As for the second case, it depends on what is going on in the method. If it doesn't access any shared, mutable state then there isn't a problem. If it does, you probably will need to lock appropriately, which may involve adding locks to every other access to those variables.
(Be aware that just marking these methods as synchronized does not fix any concurrency bugs. If doSomething() incremented a value on a shared object, then all accesses to that variable need to be synchronized since i++ is not an atomic operation. If it is something as simple as incrementing a counter, you could use AtomicInteger.incrementAndGet().)
The Servlet API certainly does not magically make concurrency a non-issue for you.
When writing to a database, it depends on the concurrency strategy in your persistence layer. Pessimistic locking, optimistic locking, last-in-wins? There's way more going on when you 'write to a database' that you need to decide how you're going to handle. What is it you want to have happen when two people click the button at the same time?
Making doSomething static doesn't seem to have too much bearing on the issue. What's happening in there is the relevant part. Is it modifying static variables? Then yes, there could be race conditions.
The servlet api will not do anything for you to make your concurrency problems disappear. Things like using the synchronized keyword on your servlets are a bad idea because you are basically forcing your threads to be processed one at a time and it ruins your ability to respond quickly to multiple users.
If you use Spring or EJB3, either one will provide threadlocal database connections and the ability to specify transactions. You should definitely check out one of those.
Case 1, your servlet uses some code that accesses a database. Databases have locking mechanisms that you should exploit. Two important reasons for this: the database itself might be used from other applications that read and write that data, it's not enough for your app to deal with contending with itself. And: your own application may be deployed to a scaled, clustered web container, where multiple copies of your code are executing on separate machines.
So, there are many standard patterns for dealing with locks in databases, you may need to read up on Pessimistic and Optimistic Locking.
The servlet API and JBC connection pooling gives you some helpful guarantees so that you can write your servlet code without using Java synchronisation provided your variables are in method scope, in concept you have
Start transaction (perhaps implicit, perhaps on entry to an ejb)
Get connection to DB ( Gets you a connection from pool, associated with your tran)
read/write/update code
Close connection (actually keeps it for your thread until your transaction commits)
Commit (again maybe implictly)
So your only real issue is dealing with any contentions in the DB. All of the above tends to be done rather more nicely using things such as JPA these days, but under the covers thats more or less what's happening.

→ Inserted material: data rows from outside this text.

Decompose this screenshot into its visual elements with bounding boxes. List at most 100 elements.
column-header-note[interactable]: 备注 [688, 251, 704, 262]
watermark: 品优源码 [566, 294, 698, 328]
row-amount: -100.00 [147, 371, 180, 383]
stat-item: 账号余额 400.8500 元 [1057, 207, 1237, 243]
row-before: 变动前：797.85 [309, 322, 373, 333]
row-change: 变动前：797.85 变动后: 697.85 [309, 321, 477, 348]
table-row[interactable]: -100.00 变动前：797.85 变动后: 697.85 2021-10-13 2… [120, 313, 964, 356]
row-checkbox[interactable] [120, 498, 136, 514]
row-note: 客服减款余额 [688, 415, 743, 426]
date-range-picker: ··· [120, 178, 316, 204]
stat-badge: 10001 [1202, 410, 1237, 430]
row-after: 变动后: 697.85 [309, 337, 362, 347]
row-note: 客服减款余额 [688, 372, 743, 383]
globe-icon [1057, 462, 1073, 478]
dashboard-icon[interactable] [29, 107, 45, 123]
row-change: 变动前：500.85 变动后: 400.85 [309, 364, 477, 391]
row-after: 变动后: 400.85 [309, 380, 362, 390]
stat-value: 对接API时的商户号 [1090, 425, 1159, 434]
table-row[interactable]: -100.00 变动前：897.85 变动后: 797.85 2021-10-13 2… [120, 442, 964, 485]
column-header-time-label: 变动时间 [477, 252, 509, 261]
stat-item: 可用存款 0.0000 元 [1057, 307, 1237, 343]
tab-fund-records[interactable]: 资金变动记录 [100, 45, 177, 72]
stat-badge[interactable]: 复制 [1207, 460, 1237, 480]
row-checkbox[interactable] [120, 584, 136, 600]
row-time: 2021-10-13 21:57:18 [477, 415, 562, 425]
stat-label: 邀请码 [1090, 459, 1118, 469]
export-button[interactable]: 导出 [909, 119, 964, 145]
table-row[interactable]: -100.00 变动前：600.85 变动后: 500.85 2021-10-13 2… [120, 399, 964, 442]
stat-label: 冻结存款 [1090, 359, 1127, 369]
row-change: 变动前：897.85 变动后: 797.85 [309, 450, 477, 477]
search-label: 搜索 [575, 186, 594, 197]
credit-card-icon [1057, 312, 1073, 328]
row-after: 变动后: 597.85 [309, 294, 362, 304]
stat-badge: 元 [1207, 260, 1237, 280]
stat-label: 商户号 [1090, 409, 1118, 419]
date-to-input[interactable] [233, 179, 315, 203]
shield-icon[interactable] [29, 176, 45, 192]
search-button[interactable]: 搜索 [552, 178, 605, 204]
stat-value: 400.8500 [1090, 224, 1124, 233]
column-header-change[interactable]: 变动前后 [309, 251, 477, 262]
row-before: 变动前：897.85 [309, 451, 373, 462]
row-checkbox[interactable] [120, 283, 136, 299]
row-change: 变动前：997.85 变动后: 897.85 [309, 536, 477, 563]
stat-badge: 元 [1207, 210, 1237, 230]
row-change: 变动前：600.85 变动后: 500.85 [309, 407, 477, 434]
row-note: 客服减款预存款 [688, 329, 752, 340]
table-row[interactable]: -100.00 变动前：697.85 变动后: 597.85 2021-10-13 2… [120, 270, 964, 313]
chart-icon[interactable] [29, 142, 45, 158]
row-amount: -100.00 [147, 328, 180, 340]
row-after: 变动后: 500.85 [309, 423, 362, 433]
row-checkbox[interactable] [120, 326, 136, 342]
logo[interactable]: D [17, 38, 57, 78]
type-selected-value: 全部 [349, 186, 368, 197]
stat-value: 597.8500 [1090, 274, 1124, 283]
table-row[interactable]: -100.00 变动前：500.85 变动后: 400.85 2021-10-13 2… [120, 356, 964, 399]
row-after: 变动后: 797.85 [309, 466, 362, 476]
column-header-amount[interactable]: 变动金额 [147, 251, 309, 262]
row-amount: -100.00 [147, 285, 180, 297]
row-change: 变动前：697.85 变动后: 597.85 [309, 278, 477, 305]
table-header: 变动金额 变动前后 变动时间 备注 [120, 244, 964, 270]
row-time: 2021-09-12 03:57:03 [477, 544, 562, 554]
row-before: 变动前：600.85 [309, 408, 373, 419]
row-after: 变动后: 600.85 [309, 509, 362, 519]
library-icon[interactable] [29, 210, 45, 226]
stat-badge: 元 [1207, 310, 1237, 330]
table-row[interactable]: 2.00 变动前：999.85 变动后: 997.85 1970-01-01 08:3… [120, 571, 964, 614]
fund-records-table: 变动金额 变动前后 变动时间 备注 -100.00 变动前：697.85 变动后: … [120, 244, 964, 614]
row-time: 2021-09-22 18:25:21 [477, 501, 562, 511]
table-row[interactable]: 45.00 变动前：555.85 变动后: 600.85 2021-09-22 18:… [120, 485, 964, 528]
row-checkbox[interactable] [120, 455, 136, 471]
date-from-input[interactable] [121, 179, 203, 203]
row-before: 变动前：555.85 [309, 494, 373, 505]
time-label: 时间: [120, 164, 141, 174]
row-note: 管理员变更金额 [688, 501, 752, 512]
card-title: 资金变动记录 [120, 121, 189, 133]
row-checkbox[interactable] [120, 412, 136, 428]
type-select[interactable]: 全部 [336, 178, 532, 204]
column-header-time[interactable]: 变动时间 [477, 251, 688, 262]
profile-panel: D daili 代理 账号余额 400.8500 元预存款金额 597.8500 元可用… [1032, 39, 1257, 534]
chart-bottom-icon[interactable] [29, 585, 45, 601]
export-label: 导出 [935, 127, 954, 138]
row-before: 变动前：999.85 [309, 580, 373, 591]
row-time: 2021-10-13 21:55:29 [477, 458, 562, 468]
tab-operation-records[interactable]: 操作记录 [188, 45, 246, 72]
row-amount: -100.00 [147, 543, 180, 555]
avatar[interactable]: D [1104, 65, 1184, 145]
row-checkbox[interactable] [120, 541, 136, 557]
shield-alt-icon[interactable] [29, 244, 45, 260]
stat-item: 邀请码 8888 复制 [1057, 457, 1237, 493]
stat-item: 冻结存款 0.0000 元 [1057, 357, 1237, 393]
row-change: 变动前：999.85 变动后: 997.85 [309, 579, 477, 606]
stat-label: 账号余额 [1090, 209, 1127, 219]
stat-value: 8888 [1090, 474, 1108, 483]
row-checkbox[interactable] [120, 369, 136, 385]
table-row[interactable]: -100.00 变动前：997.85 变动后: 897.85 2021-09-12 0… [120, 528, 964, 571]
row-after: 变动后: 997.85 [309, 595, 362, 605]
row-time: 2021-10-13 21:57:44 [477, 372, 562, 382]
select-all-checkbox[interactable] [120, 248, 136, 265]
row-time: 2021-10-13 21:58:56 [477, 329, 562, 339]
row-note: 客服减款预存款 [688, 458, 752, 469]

Case 2: static method, this presumably implies that you now keep everything in a memory structure. This (barring remote invocation of some sort) impies a single JVM and you managing your own locking. Should your JVM or machine crash I guess you lose your data. If you care about your data then using a DB is probably better.
OR, how about a completely other approach: servlet simply records the "vote" by writing a message to a persistent JMS queue. Have some other processes pick up the votes from the queue and adds them up. You won't give immediate feedback to the voter this way, but you decouple the user's experience from the actual (in similar scenarios) quite complex processing .
I thing that the best solution for your problem is to use something like "synchronized" keyword and wait/notify!